Bruce Willis’ wife Emma Heming Willis calls on other care partners to care for themselves as she admits to struggling while caring for her husband. The “Die Hard” actor was diagnosed earlier this year with frontotemporal dementia.

“I don’t want it to be misconstrued that I’m good, ’cause I’m not – I’m not good,” Heming Willis said Monday in a video on Instagram. “But I have to put my best foot forward for the sake of myself and my family because, again, when we are not looking after ourselves, we cannot look after anyone that we love.”

Bruce Willis

Bruce Willis

She acknowledged that it might look like she is living her “best life,” but said such appearances come with struggle. She said she has to make “a conscious effort” to live for herself, her two children, and for “Bruce, who would not want me to live any other way.”

In March 2022, Willis’ family announced that the “Armageddon” actor was diagnosed with aphasia and had stepped away from work. The 68-year-old is living with frontotemporal dementia, which can affect a patient’s personality, decision-making skills, speech, and language comprehension, according to the Association for Frontotemporal Degeneration.

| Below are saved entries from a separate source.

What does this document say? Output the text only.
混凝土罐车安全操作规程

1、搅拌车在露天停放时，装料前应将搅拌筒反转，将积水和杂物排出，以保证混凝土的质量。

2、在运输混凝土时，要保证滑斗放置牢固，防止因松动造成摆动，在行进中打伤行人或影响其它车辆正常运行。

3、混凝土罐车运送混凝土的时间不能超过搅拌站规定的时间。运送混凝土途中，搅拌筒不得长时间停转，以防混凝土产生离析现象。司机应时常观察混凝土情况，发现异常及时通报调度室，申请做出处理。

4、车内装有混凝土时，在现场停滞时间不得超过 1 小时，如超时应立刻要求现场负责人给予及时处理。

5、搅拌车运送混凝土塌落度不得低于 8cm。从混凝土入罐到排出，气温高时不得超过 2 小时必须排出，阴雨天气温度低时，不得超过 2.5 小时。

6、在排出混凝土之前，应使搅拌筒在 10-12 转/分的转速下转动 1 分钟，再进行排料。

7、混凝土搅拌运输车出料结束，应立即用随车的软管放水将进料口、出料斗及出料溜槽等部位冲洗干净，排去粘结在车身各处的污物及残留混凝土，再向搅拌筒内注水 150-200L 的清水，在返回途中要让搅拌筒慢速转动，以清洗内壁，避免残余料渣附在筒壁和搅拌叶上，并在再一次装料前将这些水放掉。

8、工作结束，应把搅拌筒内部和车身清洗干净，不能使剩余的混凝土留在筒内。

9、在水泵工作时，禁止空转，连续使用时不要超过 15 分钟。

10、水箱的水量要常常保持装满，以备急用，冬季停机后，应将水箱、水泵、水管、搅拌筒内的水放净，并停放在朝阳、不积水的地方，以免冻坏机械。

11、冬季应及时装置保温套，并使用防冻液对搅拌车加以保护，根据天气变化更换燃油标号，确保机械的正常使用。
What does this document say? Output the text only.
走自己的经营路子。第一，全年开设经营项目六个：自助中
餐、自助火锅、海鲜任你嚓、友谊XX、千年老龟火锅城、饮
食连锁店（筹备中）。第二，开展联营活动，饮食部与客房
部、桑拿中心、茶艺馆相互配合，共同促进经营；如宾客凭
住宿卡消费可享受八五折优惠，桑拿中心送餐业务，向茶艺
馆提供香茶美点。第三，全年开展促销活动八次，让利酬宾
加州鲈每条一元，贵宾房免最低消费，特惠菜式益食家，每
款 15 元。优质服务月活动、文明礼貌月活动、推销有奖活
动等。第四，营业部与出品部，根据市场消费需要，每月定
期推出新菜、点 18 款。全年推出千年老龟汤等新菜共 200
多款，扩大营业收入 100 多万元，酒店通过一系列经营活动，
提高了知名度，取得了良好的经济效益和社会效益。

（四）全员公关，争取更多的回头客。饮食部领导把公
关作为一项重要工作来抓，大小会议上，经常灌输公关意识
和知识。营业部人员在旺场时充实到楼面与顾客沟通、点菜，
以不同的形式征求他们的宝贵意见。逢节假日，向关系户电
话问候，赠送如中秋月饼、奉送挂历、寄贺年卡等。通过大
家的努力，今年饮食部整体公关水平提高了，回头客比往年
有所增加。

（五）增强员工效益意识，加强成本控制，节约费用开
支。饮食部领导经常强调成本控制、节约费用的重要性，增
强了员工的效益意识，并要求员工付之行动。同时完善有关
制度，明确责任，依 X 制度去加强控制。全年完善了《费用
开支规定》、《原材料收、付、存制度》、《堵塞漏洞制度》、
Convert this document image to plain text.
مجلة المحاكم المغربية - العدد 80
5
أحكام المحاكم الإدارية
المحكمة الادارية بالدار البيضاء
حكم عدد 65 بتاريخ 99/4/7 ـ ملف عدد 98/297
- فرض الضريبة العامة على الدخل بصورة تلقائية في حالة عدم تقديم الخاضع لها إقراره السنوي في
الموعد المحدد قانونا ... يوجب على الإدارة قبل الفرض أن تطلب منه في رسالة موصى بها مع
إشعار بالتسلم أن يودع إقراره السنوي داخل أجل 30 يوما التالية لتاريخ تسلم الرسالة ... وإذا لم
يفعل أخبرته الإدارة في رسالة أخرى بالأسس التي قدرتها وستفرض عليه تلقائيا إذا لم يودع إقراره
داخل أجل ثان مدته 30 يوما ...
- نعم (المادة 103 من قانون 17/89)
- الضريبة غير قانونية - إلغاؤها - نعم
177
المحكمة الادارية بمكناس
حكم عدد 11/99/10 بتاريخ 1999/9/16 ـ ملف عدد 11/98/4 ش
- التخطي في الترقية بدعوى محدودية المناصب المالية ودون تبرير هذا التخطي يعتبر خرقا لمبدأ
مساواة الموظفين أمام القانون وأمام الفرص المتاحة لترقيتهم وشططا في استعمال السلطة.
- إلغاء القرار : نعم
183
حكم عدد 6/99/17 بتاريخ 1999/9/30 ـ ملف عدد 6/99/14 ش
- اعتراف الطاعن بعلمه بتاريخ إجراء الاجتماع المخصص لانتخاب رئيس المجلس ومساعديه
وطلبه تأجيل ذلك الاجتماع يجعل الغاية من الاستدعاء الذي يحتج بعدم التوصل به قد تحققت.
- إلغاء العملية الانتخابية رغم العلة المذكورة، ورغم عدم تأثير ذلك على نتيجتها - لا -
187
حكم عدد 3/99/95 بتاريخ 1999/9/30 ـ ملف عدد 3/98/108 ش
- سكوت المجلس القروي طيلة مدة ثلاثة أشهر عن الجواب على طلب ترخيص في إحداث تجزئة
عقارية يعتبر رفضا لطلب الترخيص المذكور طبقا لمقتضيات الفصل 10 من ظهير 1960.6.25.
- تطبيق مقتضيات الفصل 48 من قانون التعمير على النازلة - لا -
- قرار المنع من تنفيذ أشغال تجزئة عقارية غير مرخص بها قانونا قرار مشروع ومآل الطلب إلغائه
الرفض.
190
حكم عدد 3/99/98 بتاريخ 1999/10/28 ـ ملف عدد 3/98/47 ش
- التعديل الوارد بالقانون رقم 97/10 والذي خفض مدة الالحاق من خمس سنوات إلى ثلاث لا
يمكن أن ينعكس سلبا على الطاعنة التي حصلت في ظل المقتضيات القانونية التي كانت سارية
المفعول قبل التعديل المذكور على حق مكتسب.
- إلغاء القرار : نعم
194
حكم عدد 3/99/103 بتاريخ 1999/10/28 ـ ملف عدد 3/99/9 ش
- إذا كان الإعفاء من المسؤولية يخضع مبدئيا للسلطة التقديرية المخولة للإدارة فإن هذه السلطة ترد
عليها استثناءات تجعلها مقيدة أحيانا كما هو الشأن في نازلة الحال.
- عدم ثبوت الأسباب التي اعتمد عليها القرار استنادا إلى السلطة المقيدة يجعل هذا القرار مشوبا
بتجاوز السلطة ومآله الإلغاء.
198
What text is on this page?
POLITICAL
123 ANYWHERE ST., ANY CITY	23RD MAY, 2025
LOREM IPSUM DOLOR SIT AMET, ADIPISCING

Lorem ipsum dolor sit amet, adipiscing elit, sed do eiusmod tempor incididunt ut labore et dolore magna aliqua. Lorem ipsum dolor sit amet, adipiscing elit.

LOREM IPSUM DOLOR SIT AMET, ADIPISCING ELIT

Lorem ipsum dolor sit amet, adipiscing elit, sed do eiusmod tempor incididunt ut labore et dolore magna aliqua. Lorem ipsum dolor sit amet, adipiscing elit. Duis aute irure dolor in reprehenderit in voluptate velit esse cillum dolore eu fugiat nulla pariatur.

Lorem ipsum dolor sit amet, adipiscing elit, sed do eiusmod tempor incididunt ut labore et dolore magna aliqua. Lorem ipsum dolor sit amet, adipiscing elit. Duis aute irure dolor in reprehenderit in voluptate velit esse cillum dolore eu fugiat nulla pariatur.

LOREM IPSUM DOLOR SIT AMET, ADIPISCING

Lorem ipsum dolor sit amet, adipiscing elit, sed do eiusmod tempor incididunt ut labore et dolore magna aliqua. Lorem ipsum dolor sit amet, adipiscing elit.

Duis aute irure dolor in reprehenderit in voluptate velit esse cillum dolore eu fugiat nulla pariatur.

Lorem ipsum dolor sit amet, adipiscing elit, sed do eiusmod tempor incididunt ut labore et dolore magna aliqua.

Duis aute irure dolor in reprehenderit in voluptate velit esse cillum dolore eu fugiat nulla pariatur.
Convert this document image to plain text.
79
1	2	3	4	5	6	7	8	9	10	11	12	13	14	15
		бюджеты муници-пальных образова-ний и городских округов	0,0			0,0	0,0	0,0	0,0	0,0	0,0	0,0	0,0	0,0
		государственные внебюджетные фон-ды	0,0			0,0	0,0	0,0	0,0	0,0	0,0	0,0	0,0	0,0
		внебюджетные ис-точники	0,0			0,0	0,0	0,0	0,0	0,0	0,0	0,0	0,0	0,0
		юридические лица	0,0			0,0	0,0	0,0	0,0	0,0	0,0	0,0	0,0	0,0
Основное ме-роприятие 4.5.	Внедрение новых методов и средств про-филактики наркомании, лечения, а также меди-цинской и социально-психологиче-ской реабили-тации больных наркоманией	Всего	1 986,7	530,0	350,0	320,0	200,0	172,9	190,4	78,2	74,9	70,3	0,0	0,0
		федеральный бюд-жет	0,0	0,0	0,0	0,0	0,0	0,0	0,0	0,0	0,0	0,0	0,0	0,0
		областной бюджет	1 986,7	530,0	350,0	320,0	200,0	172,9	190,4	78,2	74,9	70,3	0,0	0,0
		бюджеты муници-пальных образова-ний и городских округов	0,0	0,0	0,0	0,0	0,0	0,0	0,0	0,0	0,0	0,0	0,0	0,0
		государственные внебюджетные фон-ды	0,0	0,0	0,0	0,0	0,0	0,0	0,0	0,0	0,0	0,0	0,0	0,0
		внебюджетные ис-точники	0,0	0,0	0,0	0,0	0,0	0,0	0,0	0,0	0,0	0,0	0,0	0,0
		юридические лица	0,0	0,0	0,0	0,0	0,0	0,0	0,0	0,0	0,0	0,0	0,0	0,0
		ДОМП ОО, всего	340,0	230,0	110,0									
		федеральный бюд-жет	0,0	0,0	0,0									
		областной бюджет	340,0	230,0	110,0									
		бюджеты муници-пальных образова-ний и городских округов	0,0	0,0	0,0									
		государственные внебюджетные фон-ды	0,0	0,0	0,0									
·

Since her husband’s diagnosis, Heming Willis, 45, has served as a caregiver and a de facto spokesperson, asking photographers and videographers to give her husband space and stop yelling at him when he’s out in public.

On social media, she has built an audience around caregiving for a partner who has dementia, regularly inviting experts and other health influencers onto her Instagram for live discussions and interviews about coping as well as spreading awareness about cognitive disorders.

Prior to her recent video, Heming Willis had requested her followers who are also care partners to send her encouraging photos. The video responded to those photos, which she said were a way “to break up our thinking, which can feel, for me, very much like doom and gloom.”

“Your pictures are making me happy,” Heming Willis said before encouraging her followers to find similar moments of joy amid the struggle of caregiving. “I just want you to take a moment out of your day, and I know that your day is stressful and I know that your day is hard, but I just want you just to break it up for a minute, just for a second, and just look for something beautiful.”